Adam raised the glass and sipped again. He held the brandy in his mouth for a moment, savoring the flavor.

Presumably she’d been sharpening her claws when she’d extolled Miss Wootton’s fortune. And when she’d encouraged him to have a stream flowing down the center of the table at his wedding breakfast.

Adam chuckled in memory of her artless, enthusiastic vulgarity—and almost choked on the brandy in his mouth. He swallowed, coughing.

Yes, sharpening her claws was an accurate description of what Miss Knightley had done.

“Minx,” he said, under his breath. He turned away from the window. A very strange young woman, Miss Arabella Knightley. An enigma. As irritating as she was beautiful.

For a moment he saw her in his mind’s eye: the elegant bones of her face, the dark, expressive eyes, the soft mouth.

Desire clenched in his belly.

Adam took a hurried gulp of brandy. He strode across to his desk, opened the drawer that held his business correspondence, and pushed Miss Knightley firmly from his mind. But she crept back into his thoughts as he read the latest letter from his steward. The blackness of the ink reminded him of her eyes, the paper brought the pale creaminess of her complexion to mind, and the looping tails of each f and g and y made him think of dark ringlets nestling against smooth skin.

Adam squeezed his eyes shut. Get out of my head, he told Arabella Knightley.

IT WAS RAINING heavily by the time they reached her grandmother’s house in Belgravia. Arabella climbed the marble staircase with Polly one step behind, playing the role of servant. She was conscious of a sense of relief. By this time tomorrow, Jenny would be safe at the school in Swanley—and neither Sir Arnold Gorrie nor Adam St. Just would be able to find her.

She pulled off her gloves. The kid leather was slightly damp.

“Arabella.”

She turned. “Yes, Grandmother?”

Lady Westwick stood in the doorway of her parlor. A lace cap covered her white hair. She wore a lilac gown with vertical pleating on the bodice. The late earl’s painted eye stared out from the brooch on her bosom.

“I see you got wet,” her grandmother said, faint disapproval in her voice.

“Yes,” Arabella said, conscious of the distance between them, the congeniality they both feigned. She wants me in her house as little as I want to be here.

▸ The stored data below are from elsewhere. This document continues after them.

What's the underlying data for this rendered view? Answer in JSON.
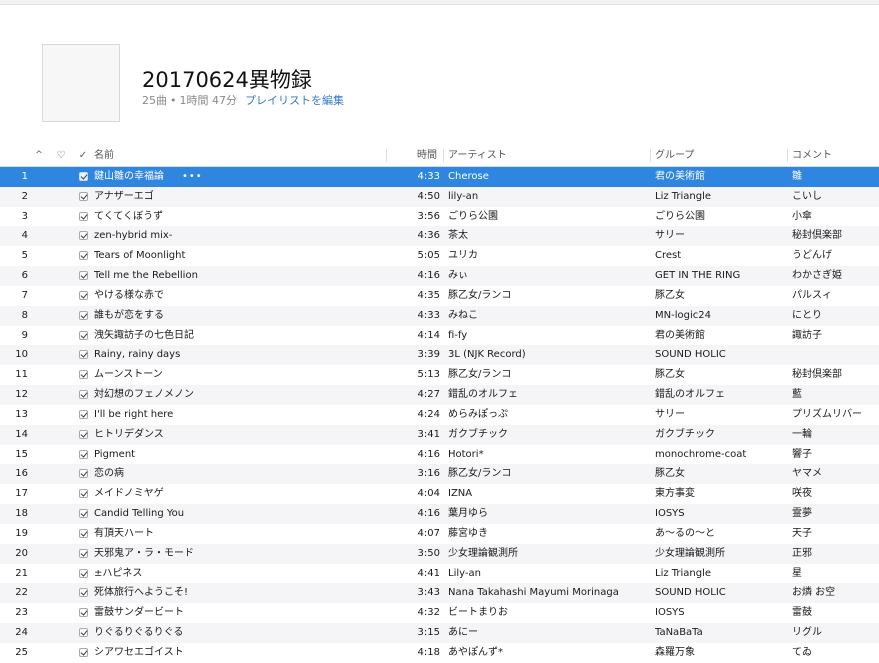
{
  "playlist": {
    "title": "20170624異物録",
    "count": "25曲",
    "separator": "•",
    "duration": "1時間 47分",
    "edit_label": "プレイリストを編集"
  },
  "columns": {
    "sort_indicator": "^",
    "heart": "♡",
    "check": "✓",
    "name": "名前",
    "time": "時間",
    "artist": "アーティスト",
    "group": "グループ",
    "comment": "コメント"
  },
  "selected_more": "•••",
  "colors": {
    "selection": "#2f86e1",
    "edit_link": "#3478c6",
    "alt_row": "#f5f5f7"
  },
  "tracks": [
    {
      "num": "1",
      "name": "鍵山雛の幸福論",
      "time": "4:33",
      "artist": "Cherose",
      "group": "君の美術館",
      "comment": "雛"
    },
    {
      "num": "2",
      "name": "アナザーエゴ",
      "time": "4:50",
      "artist": "lily-an",
      "group": "Liz Triangle",
      "comment": "こいし"
    },
    {
      "num": "3",
      "name": "てくてくぼうず",
      "time": "3:56",
      "artist": "ごりら公園",
      "group": "ごりら公園",
      "comment": "小傘"
    },
    {
      "num": "4",
      "name": "zen-hybrid mix-",
      "time": "4:36",
      "artist": "茶太",
      "group": "サリー",
      "comment": "秘封倶楽部"
    },
    {
      "num": "5",
      "name": "Tears of Moonlight",
      "time": "5:05",
      "artist": "ユリカ",
      "group": "Crest",
      "comment": "うどんげ"
    },
    {
      "num": "6",
      "name": "Tell me the Rebellion",
      "time": "4:16",
      "artist": "みぃ",
      "group": "GET IN THE RING",
      "comment": "わかさぎ姫"
    },
    {
      "num": "7",
      "name": "やける様な赤で",
      "time": "4:35",
      "artist": "豚乙女/ランコ",
      "group": "豚乙女",
      "comment": "パルスィ"
    },
    {
      "num": "8",
      "name": "誰もが恋をする",
      "time": "4:33",
      "artist": "みねこ",
      "group": "MN-logic24",
      "comment": "にとり"
    },
    {
      "num": "9",
      "name": "洩矢諏訪子の七色日記",
      "time": "4:14",
      "artist": "fi-fy",
      "group": "君の美術館",
      "comment": "諏訪子"
    },
    {
      "num": "10",
      "name": "Rainy, rainy days",
      "time": "3:39",
      "artist": "3L (NJK Record)",
      "group": "SOUND HOLIC",
      "comment": ""
    },
    {
      "num": "11",
      "name": "ムーンストーン",
      "time": "5:13",
      "artist": "豚乙女/ランコ",
      "group": "豚乙女",
      "comment": "秘封倶楽部"
    },
    {
      "num": "12",
      "name": "対幻想のフェノメノン",
      "time": "4:27",
      "artist": "錯乱のオルフェ",
      "group": "錯乱のオルフェ",
      "comment": "藍"
    },
    {
      "num": "13",
      "name": "I'll be right here",
      "time": "4:24",
      "artist": "めらみぽっぷ",
      "group": "サリー",
      "comment": "プリズムリバー"
    },
    {
      "num": "14",
      "name": "ヒトリデダンス",
      "time": "3:41",
      "artist": "ガクブチック",
      "group": "ガクブチック",
      "comment": "一輪"
    },
    {
      "num": "15",
      "name": "Pigment",
      "time": "4:16",
      "artist": "Hotori*",
      "group": "monochrome-coat",
      "comment": "響子"
    },
    {
      "num": "16",
      "name": "恋の病",
      "time": "3:16",
      "artist": "豚乙女/ランコ",
      "group": "豚乙女",
      "comment": "ヤマメ"
    },
    {
      "num": "17",
      "name": "メイドノミヤゲ",
      "time": "4:04",
      "artist": "IZNA",
      "group": "東方事変",
      "comment": "咲夜"
    },
    {
      "num": "18",
      "name": "Candid Telling You",
      "time": "4:16",
      "artist": "葉月ゆら",
      "group": "IOSYS",
      "comment": "霊夢"
    },
    {
      "num": "19",
      "name": "有頂天ハート",
      "time": "4:07",
      "artist": "藤宮ゆき",
      "group": "あ～るの～と",
      "comment": "天子"
    },
    {
      "num": "20",
      "name": "天邪鬼ア・ラ・モード",
      "time": "3:50",
      "artist": "少女理論観測所",
      "group": "少女理論観測所",
      "comment": "正邪"
    },
    {
      "num": "21",
      "name": "±ハピネス",
      "time": "4:41",
      "artist": "Lily-an",
      "group": "Liz Triangle",
      "comment": "星"
    },
    {
      "num": "22",
      "name": "死体旅行へようこそ!",
      "time": "3:43",
      "artist": "Nana Takahashi Mayumi Morinaga",
      "group": "SOUND HOLIC",
      "comment": "お燐 お空"
    },
    {
      "num": "23",
      "name": "雷鼓サンダービート",
      "time": "4:32",
      "artist": "ビートまりお",
      "group": "IOSYS",
      "comment": "雷鼓"
    },
    {
      "num": "24",
      "name": "りぐるりぐるりぐる",
      "time": "3:15",
      "artist": "あにー",
      "group": "TaNaBaTa",
      "comment": "リグル"
    },
    {
      "num": "25",
      "name": "シアワセエゴイスト",
      "time": "4:18",
      "artist": "あやぽんず*",
      "group": "森羅万象",
      "comment": "てゐ"
    }
  ]
}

“I thought you’d like to know . . . your friend Helen Dysart—her husband has died.”

“What?” Arabella exclaimed. “George Dysart? When?”

“Last night, if the gossips are to be believed.”

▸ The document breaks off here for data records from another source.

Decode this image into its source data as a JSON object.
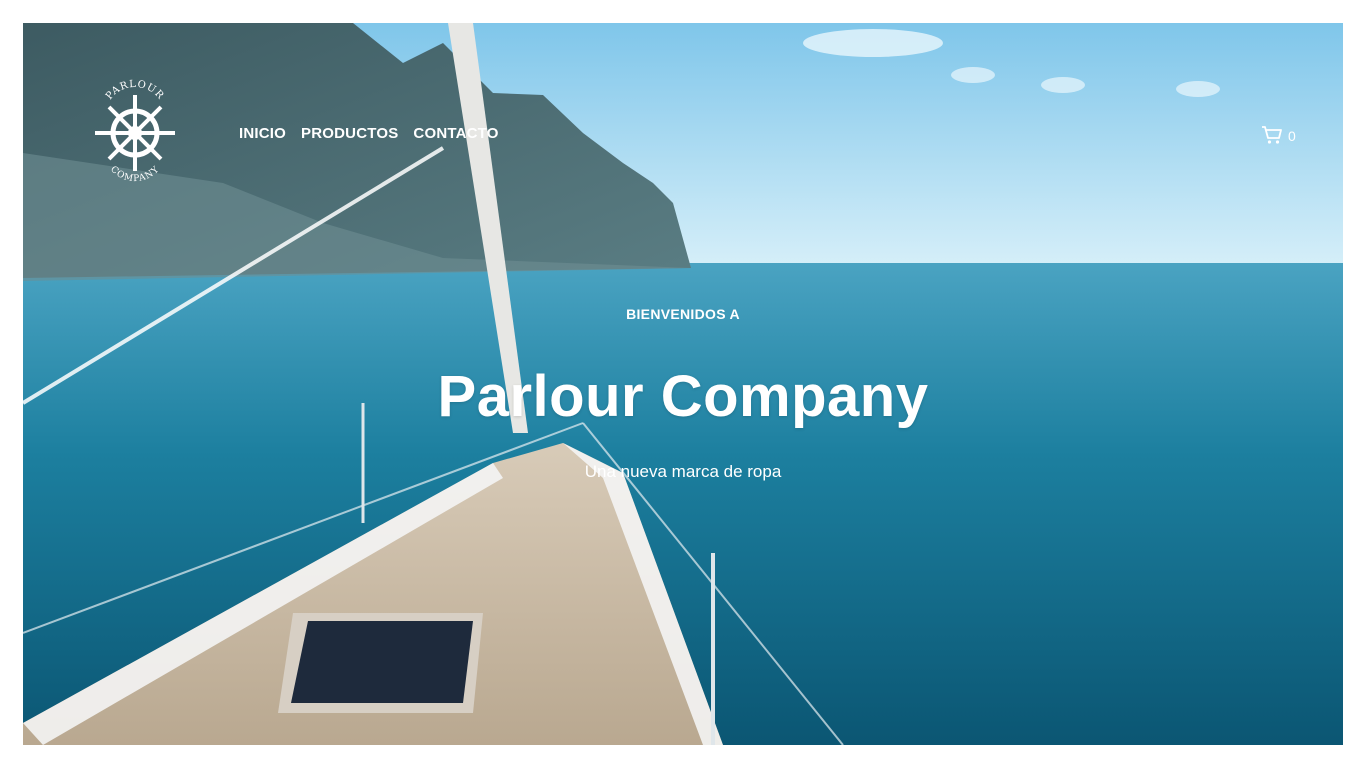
{
  "header": {
    "logo_text_top": "PARLOUR",
    "logo_text_bottom": "COMPANY",
    "nav": [
      {
        "label": "INICIO"
      },
      {
        "label": "PRODUCTOS"
      },
      {
        "label": "CONTACTO"
      }
    ],
    "cart_icon": "shopping-cart-icon",
    "cart_count": "0"
  },
  "hero": {
    "eyebrow": "BIENVENIDOS A",
    "title": "Parlour Company",
    "subtitle": "Una nueva marca de ropa",
    "background": "sailboat-bow-on-blue-sea-photo"
  },
  "colors": {
    "text": "#ffffff",
    "sea": "#1a7a98",
    "sky": "#bfe6f7",
    "deck": "#c9b9a4"
  }
}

“Oh, poor Helen!” Arabella turned and began to head downstairs again.

Her grandmother’s voice stopped her: “Where are you going?”

“To see Helen,” Arabella said, looking back at her.

“It’s nearly five o’clock.”

“She’s my friend, Grandmother.” The only friend I have in the ton, other than Grace St. Just. “I’ll be back in time for dinner.”

Lady Westwick’s mouth pinched slightly. “Very well.” She stepped back into her parlor and closed the door.

Arabella hurried down the stairs, pulling on her gloves. “Call back the carriage, Clough. I need to go out again.”

A WREATH HUNG on the door at No. 34 Curzon Street. The black ribbons were dripping.

Arabella watched as the footman jumped down from the carriage. Water splashed beneath his feet. Poor man, she thought, as he plied the door knocker. He looked as wet and bedraggled as the wreath.